Fait intéressant, les boutiques et cafés des musées signalent des augmentations de revenus dépassant la croissance de la fréquentation. Le Musée des beaux-arts de l’Ontario a connu une augmentation de 31% des dépenses annexes malgré les pertes de revenus d’admission.
« Les gens qui ne paient pas à l’entrée semblent plus disposés à dépenser pour des expériences à l’intérieur, » a expliqué Sophie Williams, directrice des services aux visiteurs du MBA. « Ils restent plus longtemps, achètent des catalogues et s’offrent un déjeuner. »
Le programme de laissez-passer est issu de l’engagement du premier ministre Trudeau pour la relance culturelle après que les fermetures dues à la pandémie ont dévasté le secteur.
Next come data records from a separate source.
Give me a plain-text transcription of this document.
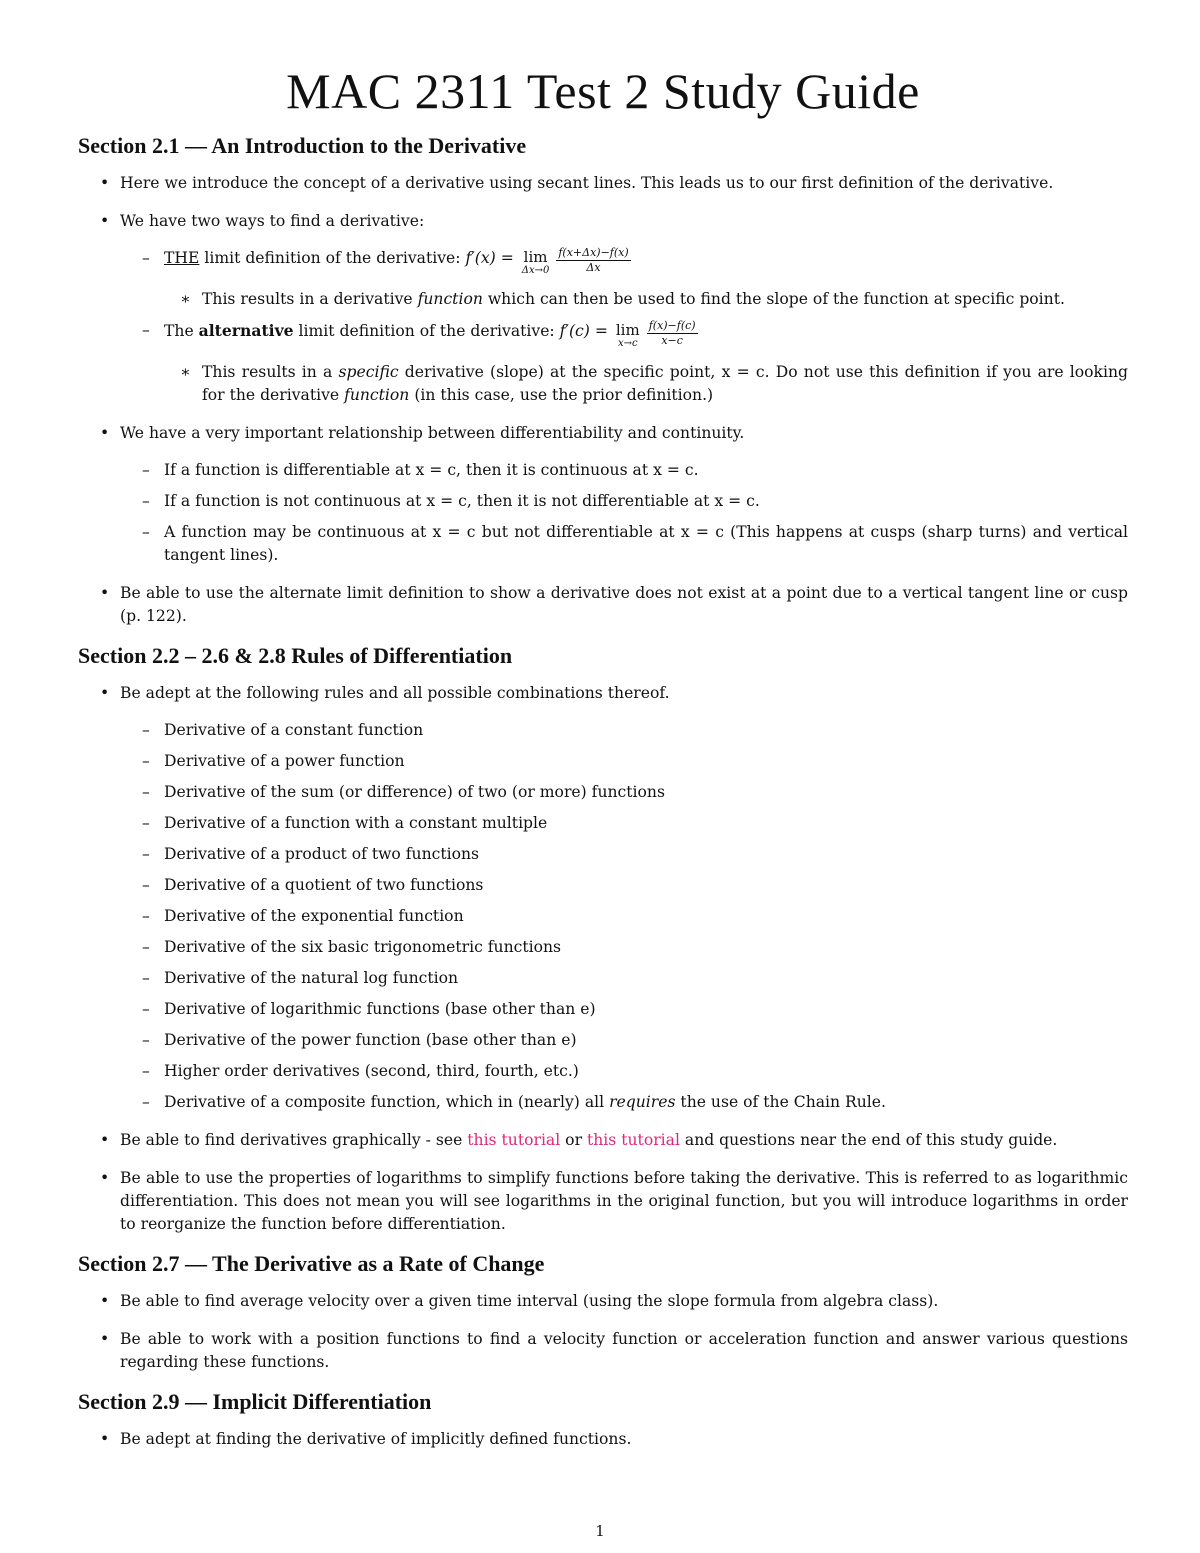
MAC 2311 Test 2 Study Guide
Section 2.1 — An Introduction to the Derivative
• Here we introduce the concept of a derivative using secant lines. This leads us to our first definition of the derivative.
• We have two ways to find a derivative:
– THE limit definition of the derivative: f′(x) = lim
$\Delta x\to 0 \frac{f(x+\Delta x)-f(x)}{\Delta x}$
∗ This results in a derivative function which can then be used to find the slope of the function at specific point.
– The alternative limit definition of the derivative: f′(c) = lim
$x\to c \frac{f(x)-f(c)}{x-c}$
∗ This results in a specific derivative (slope) at the specific point, x = c. Do not use this definition if you are looking for the derivative function (in this case, use the prior definition.)
• We have a very important relationship between differentiability and continuity.
– If a function is differentiable at x = c, then it is continuous at x = c.
– If a function is not continuous at x = c, then it is not differentiable at x = c.
– A function may be continuous at x = c but not differentiable at x = c (This happens at cusps (sharp turns) and vertical tangent lines).
• Be able to use the alternate limit definition to show a derivative does not exist at a point due to a vertical tangent line or cusp (p. 122).
Section 2.2 – 2.6 & 2.8 Rules of Differentiation
• Be adept at the following rules and all possible combinations thereof.
– Derivative of a constant function
– Derivative of a power function
– Derivative of the sum (or difference) of two (or more) functions
– Derivative of a function with a constant multiple
– Derivative of a product of two functions
– Derivative of a quotient of two functions
– Derivative of the exponential function
– Derivative of the six basic trigonometric functions
– Derivative of the natural log function
– Derivative of logarithmic functions (base other than e)
– Derivative of the power function (base other than e)
– Higher order derivatives (second, third, fourth, etc.)
– Derivative of a composite function, which in (nearly) all requires the use of the Chain Rule.
• Be able to find derivatives graphically - see this tutorial or this tutorial and questions near the end of this study guide.
• Be able to use the properties of logarithms to simplify functions before taking the derivative. This is referred to as logarithmic differentiation. This does not mean you will see logarithms in the original function, but you will introduce logarithms in order to reorganize the function before differentiation.
Section 2.7 — The Derivative as a Rate of Change
• Be able to find average velocity over a given time interval (using the slope formula from algebra class).
• Be able to work with a position functions to find a velocity function or acceleration function and answer various questions regarding these functions.
Section 2.9 — Implicit Differentiation
• Be adept at finding the derivative of implicitly defined functions.
1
Bien qu’initialement présenté comme un stimulus temporaire, son succès apparent a déclenché des débats sur sa pérennisation.
Les réactions provinciales restent mitigées. Le ministre de la Culture du Québec, Claude Bélanger, a critiqué le programme comme « une intrusion fédérale déguisée en soutien culturel, » arguant que le programme provincial québécois de laissez-passer muséal existant a été compromis. Pendant ce temps, l’Alberta a adopté l’initiative, la première ministre Danielle Smith la qualifiant d' »exemple rare de financement fédéral qui profite directement aux Albertains ordinaires. »
Des sondages auprès des visiteurs menés par Environics le mois dernier ont révélé que 72% des utilisateurs du laissez-passer ont déclaré visiter des musées dans lesquels ils ne seraient pas entrés autrement. Les primo-visiteurs représentaient près d’un tiers des utilisateurs du laissez-passer, ce qui suggère que le programme atteint au-delà des consommateurs culturels traditionnels.
L’avenir de l’initiative dépendra finalement de la question de savoir si l’engagement culturel accru se traduit par un soutien public plus large au financement des arts. Un récent sondage Angus Reid a montré que 64% des Canadiens soutiennent la poursuite du programme au-delà de son mandat initial de trois ans, bien que ce soutien tombe à 48% si la poursuite nécessite un financement supplémentaire.
Pour l’instant, les directeurs de musées profitent de l’essor de la fréquentation tout en planifiant d’éventuels changements. « Nous établissons des relations avec ces nouveaux visiteurs, » a déclaré Jennifer Wu, directrice exécutive du Musée maritime de Vancouver. « Que le laissez-passer continue ou non, nous devons les convaincre que les institutions culturelles méritent d’être soutenues. »
Alors que le Parlement revient de sa pause estivale le mois prochain, le Laissez-passer Canada Fort fera face à son test le plus important à ce jour – convaincre les législateurs que l’accès culturel représente plus que de simples chiffres de fréquentation dans un tableur.